Im wahrsten Sinne des Wortes zwingt mich dieser Tage oft ein Ohnmachtsgefühl in die Knie. In solchen Momenten schließe ich die Augen und lasse meinen Gedanken Raum:

„Wie wird er sein, unser Alltag in drei oder vier Monaten? Werden wir verzichten müssen? Wann werden wir die Krise überwunden haben? Wie wird es danach sein?

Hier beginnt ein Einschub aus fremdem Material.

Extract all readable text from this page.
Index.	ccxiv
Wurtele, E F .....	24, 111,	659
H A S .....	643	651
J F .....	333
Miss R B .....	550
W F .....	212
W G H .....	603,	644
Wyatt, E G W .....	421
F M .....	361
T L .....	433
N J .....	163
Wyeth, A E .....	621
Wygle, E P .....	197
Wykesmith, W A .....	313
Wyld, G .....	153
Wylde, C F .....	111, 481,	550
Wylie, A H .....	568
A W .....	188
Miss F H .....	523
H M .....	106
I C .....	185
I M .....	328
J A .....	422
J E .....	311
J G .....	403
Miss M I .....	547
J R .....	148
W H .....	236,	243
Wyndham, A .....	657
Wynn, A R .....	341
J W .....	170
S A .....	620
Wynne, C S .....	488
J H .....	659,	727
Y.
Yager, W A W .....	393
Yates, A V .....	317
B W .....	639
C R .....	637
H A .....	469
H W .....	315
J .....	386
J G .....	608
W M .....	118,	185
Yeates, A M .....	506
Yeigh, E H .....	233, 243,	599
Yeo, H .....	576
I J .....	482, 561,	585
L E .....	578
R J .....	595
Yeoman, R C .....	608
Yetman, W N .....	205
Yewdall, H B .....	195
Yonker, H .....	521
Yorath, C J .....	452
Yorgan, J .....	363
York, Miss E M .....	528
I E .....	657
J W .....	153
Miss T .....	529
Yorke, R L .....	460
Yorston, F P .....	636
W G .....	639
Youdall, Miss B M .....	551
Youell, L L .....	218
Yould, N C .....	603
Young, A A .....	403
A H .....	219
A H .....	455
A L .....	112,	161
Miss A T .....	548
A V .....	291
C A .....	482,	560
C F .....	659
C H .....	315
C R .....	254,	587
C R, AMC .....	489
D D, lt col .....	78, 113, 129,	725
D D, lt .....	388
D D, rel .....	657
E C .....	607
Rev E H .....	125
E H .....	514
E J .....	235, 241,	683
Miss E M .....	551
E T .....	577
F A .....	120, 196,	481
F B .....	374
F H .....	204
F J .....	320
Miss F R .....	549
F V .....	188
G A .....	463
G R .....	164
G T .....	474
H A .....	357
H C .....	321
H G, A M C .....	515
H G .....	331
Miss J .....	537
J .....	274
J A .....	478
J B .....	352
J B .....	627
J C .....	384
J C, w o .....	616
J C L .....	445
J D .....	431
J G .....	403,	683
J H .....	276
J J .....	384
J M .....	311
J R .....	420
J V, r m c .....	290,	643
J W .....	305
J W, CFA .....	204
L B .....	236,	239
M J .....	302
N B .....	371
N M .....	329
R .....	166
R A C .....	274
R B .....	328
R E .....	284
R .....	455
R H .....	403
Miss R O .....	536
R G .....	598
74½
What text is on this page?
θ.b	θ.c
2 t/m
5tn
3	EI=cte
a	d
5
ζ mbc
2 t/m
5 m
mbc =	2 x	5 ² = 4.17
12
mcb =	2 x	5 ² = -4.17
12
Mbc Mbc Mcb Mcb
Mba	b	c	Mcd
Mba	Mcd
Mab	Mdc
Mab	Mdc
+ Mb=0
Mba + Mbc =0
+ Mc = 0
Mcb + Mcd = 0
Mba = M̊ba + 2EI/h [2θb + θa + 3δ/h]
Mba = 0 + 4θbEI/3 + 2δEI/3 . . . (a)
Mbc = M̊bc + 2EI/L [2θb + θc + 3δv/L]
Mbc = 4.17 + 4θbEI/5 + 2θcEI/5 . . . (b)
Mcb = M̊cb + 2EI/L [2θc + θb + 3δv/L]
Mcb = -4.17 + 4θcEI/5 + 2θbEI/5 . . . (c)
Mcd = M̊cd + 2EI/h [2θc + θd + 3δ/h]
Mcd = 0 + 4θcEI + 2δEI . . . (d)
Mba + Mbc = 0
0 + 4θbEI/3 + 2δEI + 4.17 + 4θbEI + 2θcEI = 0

Solche und andere Fragen schwirren mir durch den Kopf. Die Schrecken des Krieges toben ohne Halt weiter. Die Nachrichtensendungen überschlagen sich mit negativen Prognosen.

Ich habe ein Déjà-vu. Irgendwie kenne ich diese Anspannung und diese Fragen alle schon.

Seit nun mehr als zwei Jahren befinden wir uns im Ausnahmezustand. Und nun werden wir als Gesellschaft wieder herausgefordert unsere eigenen Bedürfnisse einzuschränken und solidarisch zu sein.

Um ehrlich zu sein, diesmal fühlen sich die Opfer, die ich bringen soll, bedrohlicher an.

Keine Frage, die Isolation im Lockdown war hart und eine wirklich einschneidende Lebenserfahrung. Aber an die Masken habe ich mich schnell gewöhnt, Impfungen waren für mich nie ein Problem.

Nun aber, stehe ich vor der Herausforderung, zuhause den Gashahn abzudrehen und Geld zur Seite zu legen, um im kommenden Jahr meine Nebenkosten begleichen zu können.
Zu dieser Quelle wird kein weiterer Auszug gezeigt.